Joseph Aloba's unwavering demand for DNA verification before Mohbad's burial reveals less about procedural rigor and more about the collapse of private grief into public arbitration. His appeal to President Bola Tinubu for intervention, despite the matter being under court supervision, suggests a strategic attempt to elevate a judicial process into a political one—leveraging public sentiment to pressure a resolution on his terms. This is not merely about paternity; it is about control over narrative, legacy, and the legal recognition of kinship in a society where lineage determines inheritance and identity.

The court's assumption of authority over the DNA process was meant to depoliticize the dispute, yet the delays—caused by laboratory capacity issues and verification logistics—have only deepened the emotional toll. By turning burial into a conditional act dependent on scientific validation, the legal system has inadvertently redefined mourning as a transaction subject to paperwork and procedural milestones. Wunmi's resistance to indefinite delays reflects the reality for many Nigerians who navigate family disputes where legal processes outlive the possibility of healing.

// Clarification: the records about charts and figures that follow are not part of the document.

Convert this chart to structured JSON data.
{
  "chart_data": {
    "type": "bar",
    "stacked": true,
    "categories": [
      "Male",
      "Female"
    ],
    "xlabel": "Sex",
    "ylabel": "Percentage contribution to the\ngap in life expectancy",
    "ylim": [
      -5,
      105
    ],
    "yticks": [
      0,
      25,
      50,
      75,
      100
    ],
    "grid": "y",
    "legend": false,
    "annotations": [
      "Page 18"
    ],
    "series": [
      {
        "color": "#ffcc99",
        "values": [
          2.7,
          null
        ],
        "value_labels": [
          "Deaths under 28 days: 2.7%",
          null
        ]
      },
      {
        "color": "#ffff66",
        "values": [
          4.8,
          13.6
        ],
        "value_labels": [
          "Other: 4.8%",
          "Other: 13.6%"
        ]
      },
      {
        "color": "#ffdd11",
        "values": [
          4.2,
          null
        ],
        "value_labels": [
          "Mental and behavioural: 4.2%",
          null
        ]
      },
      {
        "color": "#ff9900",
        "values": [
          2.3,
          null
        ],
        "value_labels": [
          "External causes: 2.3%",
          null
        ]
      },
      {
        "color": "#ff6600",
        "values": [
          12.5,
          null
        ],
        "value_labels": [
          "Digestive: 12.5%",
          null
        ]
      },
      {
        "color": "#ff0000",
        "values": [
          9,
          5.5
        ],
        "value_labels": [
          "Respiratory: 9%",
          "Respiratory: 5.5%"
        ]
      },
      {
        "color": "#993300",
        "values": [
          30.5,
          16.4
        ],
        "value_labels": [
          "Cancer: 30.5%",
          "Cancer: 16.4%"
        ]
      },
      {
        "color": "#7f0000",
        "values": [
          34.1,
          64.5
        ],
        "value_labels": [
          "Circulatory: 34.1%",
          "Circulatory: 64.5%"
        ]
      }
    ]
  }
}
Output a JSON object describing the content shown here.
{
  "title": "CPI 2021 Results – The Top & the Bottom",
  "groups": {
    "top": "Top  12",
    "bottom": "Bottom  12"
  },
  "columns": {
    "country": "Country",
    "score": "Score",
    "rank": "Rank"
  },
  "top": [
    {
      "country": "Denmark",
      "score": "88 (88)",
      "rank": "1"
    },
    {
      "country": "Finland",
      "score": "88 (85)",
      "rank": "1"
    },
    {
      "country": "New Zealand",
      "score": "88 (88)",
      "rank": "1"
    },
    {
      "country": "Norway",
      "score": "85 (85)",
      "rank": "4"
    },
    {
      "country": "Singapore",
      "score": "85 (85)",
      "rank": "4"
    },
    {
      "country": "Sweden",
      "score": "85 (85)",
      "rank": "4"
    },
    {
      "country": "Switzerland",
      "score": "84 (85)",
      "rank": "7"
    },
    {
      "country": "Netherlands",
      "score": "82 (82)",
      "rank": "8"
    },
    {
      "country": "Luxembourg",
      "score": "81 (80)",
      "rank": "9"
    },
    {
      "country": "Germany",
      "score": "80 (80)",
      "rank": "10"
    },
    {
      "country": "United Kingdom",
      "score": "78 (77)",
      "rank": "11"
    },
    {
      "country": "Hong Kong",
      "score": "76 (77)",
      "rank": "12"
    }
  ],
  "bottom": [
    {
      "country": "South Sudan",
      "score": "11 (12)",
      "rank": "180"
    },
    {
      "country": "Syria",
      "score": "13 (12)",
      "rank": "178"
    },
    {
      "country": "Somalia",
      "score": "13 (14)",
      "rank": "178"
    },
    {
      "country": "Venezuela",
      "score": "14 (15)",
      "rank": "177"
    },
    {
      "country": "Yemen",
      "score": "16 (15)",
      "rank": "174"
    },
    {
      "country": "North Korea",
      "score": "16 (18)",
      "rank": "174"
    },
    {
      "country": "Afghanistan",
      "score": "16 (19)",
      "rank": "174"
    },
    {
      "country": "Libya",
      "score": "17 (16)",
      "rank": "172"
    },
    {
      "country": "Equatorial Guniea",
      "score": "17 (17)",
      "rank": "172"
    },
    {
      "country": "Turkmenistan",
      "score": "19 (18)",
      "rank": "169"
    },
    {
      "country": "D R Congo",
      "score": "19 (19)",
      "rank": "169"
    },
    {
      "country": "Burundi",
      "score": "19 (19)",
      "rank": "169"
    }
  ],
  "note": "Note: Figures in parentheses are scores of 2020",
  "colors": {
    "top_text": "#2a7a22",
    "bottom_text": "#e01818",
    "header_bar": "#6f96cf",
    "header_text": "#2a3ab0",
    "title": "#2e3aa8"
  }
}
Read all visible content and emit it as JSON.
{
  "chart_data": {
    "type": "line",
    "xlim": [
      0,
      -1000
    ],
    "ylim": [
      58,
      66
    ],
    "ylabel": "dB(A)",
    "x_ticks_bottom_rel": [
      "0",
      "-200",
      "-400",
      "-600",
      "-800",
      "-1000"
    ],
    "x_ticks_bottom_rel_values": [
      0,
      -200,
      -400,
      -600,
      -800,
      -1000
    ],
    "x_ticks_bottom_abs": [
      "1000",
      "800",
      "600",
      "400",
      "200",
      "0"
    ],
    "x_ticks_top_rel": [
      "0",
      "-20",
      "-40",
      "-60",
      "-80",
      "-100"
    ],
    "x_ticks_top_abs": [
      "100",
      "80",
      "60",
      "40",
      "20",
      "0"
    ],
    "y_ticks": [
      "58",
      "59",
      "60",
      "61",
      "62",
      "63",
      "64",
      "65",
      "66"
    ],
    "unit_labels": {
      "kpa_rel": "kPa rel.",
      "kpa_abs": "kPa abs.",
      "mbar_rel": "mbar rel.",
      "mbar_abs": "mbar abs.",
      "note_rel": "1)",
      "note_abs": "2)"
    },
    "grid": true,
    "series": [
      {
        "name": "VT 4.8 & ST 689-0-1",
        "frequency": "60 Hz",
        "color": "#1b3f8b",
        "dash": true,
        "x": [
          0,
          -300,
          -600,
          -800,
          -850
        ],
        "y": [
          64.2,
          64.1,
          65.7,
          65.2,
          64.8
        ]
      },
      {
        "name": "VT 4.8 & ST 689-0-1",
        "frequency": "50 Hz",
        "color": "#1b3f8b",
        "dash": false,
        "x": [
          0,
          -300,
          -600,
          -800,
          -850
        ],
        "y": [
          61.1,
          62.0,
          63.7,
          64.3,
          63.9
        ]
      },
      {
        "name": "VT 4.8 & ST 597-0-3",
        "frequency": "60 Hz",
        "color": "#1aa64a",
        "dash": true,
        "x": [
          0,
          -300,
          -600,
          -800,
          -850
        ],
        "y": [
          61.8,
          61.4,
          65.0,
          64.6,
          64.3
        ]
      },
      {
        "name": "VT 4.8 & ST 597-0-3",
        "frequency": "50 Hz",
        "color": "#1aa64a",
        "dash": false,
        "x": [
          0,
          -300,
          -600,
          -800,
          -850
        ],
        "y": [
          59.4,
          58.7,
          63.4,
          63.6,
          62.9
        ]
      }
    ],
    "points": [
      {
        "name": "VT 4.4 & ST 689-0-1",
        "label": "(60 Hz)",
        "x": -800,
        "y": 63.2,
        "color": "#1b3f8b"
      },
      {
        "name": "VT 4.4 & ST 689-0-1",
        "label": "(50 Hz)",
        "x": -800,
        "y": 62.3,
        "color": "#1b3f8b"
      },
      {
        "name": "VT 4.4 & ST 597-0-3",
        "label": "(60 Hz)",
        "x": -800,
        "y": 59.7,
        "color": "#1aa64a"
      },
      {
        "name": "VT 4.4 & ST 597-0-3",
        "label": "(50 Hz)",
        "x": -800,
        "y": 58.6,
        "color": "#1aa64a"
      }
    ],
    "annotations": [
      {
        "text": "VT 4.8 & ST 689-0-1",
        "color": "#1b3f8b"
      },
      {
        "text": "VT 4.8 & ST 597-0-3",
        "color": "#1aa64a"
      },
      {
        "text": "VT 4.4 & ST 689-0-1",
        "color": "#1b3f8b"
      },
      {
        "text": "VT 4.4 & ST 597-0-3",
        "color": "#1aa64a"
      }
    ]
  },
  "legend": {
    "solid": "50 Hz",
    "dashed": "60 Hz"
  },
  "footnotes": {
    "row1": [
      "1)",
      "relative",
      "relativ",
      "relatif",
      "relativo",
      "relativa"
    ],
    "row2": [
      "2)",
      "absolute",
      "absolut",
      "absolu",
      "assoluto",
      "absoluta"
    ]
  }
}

For ordinary Nigerians, especially those in celebrity-adjacent families or high-profile inheritance cases, this signals that death no longer guarantees closure. Burial, once a cultural certainty, can now be suspended indefinitely by forensic demands, turning mourning into a public spectacle. This case fits a growing pattern where the judiciary becomes the final arbiter not just of law, but of personal and familial rites—reshaping tradition through procedural necessity.